A retired pastor in our midst gave me a gift this week. We were having a cup of tea at my office to the north and west at the Dunkin at Princeton Shopping Center. We were meeting to talk about some of the work I have been doing at the national levels of the Presbyterian Church (USA). Yes, we talked about other things of the week. As we were wrapping up our time together, the pastor casually mentioned an article they had just earlier that morning in the Christian Century. They even told me the page number in the issue. “You may want to take a look at it,” they said.

It is a short essay written by the Lutheran pastor and writer Heidi Neumark entitled “Conspiracies of Goodness”. She begins by quoting the new Episcopal bishop of New York who says that  “The Holy Spirit moves at ground level.” Then she goes on to tell of a French priest named Andre Trocme who was sent to serve a small French village in 1934. Under Father Trocme’s leadership, the village became known as the safest place in Europe for refugees. More than 5,000 Jewish lives, mostly children, were saved by families in the village who took them in.  Neumark reports that the priest preached almost always on the Beatitudes and the Good Samaritan never mentioning the war.

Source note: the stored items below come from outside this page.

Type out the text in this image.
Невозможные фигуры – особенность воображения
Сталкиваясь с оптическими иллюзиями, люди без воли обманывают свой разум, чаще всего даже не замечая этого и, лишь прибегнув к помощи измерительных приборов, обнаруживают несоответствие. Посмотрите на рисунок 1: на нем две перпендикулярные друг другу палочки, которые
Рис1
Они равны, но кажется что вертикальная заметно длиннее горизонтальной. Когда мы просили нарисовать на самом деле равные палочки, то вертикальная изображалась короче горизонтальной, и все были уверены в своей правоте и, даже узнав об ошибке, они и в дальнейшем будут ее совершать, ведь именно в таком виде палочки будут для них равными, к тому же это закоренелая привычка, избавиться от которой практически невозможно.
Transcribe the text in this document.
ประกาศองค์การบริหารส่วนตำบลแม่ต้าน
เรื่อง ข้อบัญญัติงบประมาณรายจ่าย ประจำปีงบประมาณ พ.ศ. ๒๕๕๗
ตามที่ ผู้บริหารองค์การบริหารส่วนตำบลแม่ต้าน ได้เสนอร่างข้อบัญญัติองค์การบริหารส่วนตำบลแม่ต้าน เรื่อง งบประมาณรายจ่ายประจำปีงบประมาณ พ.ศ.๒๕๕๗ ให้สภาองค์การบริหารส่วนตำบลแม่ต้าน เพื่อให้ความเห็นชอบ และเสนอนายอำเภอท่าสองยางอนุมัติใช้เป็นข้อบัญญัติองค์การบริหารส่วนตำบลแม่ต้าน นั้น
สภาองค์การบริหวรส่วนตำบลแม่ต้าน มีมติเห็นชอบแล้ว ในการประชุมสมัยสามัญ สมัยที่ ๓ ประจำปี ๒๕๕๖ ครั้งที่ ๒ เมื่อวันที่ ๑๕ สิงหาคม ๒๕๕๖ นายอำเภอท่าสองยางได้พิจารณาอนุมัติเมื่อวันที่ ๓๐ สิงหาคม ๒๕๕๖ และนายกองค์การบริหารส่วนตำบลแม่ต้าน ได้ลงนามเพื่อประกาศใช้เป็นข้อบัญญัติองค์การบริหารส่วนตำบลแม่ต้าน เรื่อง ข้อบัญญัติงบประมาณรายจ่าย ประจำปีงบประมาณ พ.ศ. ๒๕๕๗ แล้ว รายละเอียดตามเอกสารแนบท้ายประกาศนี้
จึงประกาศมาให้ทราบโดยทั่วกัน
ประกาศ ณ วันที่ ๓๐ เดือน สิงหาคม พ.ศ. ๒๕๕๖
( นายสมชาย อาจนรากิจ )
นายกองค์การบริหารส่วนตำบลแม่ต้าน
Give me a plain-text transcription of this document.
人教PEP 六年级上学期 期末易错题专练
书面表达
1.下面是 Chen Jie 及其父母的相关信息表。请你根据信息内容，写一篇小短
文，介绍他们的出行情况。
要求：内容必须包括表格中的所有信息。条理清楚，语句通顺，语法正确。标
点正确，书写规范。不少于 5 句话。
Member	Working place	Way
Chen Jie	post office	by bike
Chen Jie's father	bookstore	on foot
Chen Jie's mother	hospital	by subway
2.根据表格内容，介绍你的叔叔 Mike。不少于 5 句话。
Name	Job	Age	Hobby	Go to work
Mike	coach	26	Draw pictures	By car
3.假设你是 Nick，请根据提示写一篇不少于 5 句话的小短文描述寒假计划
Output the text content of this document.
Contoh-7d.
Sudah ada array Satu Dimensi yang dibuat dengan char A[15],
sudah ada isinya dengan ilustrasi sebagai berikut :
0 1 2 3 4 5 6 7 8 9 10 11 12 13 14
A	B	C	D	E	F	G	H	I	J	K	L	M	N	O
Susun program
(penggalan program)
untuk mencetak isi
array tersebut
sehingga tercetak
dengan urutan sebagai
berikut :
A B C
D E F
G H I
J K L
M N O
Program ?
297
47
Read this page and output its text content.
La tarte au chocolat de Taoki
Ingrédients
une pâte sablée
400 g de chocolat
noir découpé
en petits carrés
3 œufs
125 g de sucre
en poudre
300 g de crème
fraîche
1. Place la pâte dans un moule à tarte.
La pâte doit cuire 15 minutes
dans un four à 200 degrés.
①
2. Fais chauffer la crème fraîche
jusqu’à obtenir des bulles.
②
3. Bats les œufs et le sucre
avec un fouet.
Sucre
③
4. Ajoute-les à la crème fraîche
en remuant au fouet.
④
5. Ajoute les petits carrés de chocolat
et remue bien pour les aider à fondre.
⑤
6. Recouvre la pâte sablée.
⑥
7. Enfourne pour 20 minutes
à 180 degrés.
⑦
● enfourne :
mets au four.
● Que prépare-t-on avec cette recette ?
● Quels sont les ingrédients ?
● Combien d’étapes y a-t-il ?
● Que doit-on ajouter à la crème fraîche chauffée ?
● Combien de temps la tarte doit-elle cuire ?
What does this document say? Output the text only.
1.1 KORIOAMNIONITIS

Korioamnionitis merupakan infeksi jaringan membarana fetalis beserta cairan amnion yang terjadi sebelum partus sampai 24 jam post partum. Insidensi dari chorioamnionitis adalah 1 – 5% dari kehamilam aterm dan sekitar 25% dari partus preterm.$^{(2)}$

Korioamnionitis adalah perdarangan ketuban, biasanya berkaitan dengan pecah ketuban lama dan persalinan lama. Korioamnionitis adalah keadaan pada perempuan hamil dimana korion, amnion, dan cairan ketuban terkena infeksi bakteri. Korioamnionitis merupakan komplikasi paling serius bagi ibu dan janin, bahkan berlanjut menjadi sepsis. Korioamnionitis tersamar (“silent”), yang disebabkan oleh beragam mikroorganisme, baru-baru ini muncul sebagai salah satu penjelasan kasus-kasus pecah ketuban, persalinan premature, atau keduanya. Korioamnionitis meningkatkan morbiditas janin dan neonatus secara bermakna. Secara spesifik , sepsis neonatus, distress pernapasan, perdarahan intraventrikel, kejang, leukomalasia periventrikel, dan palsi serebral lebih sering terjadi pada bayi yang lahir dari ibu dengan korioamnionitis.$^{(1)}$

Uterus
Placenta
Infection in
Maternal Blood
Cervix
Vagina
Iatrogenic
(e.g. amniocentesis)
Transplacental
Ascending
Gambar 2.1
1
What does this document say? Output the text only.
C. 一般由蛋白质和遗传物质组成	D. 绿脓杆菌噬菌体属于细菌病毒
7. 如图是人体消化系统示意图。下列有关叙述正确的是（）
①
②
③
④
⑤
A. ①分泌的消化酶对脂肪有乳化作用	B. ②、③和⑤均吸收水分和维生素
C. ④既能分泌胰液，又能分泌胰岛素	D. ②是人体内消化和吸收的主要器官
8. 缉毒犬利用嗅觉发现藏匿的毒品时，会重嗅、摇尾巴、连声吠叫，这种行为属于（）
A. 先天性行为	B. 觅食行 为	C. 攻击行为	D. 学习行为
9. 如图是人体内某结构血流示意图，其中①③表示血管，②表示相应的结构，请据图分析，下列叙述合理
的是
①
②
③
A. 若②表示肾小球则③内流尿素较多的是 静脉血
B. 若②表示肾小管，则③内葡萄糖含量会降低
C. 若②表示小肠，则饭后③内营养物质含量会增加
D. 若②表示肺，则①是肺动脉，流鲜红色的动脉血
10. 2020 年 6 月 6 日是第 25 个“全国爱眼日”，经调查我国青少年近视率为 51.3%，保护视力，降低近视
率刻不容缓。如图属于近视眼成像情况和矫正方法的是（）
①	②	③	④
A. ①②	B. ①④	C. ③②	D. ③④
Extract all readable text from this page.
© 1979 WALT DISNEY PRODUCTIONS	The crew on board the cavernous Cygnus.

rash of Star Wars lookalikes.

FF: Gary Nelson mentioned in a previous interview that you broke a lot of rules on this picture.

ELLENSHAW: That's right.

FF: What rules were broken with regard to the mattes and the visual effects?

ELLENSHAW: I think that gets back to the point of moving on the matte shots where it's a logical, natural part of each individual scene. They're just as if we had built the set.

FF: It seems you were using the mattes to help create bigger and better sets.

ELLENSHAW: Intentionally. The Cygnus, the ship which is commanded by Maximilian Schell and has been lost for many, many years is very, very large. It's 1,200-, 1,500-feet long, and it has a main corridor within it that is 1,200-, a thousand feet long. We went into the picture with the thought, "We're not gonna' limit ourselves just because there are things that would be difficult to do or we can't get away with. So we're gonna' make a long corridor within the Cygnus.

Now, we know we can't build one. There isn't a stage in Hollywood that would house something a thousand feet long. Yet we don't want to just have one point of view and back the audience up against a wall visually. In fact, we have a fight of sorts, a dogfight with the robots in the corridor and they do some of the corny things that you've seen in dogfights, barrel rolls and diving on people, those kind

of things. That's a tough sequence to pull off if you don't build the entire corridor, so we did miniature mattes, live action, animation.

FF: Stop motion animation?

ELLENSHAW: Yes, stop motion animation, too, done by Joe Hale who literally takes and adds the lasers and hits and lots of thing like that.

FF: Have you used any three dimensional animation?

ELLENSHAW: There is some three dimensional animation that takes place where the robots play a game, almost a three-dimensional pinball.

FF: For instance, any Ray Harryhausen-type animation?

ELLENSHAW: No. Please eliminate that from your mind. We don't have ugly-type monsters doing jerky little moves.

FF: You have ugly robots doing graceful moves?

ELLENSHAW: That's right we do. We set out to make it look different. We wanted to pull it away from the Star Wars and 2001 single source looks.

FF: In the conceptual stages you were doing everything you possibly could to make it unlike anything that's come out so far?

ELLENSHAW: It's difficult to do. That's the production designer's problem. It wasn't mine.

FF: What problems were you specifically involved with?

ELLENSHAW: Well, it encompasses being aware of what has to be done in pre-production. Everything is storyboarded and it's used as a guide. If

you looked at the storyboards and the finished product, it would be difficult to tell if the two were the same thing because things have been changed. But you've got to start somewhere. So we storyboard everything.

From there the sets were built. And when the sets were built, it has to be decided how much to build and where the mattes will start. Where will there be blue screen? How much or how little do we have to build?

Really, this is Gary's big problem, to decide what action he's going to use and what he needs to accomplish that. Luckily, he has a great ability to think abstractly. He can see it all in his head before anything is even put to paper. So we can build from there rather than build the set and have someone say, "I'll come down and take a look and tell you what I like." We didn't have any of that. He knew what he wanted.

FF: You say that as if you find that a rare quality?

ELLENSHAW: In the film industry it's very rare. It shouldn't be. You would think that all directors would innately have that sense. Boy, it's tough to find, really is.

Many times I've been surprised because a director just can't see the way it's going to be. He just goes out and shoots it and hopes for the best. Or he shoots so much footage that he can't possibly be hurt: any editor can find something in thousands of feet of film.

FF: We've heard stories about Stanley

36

His pastoral visitation was considered key in the encouragement of families to be bold and courageous in their faithfulness. His ministry came to be described as “the kitchen table struggle” by some. Heidi Neumark writes that “[the village] became a center of organized resistance to hate through a series of daily-on-the-ground, compassionate acts, ordinary acts that saved lives and required extraordinary courage.”

She concludes that in those Beatitudes Father Trocme preached, “Jesus declares blessings upon those who are disregarded, dehumanized or slated for extermination. Jesus promises that in the end, God’s way of seeing will prevail.”

God’s way of seeing. God’s way of hearing.

God sees. God hears. And so shall we.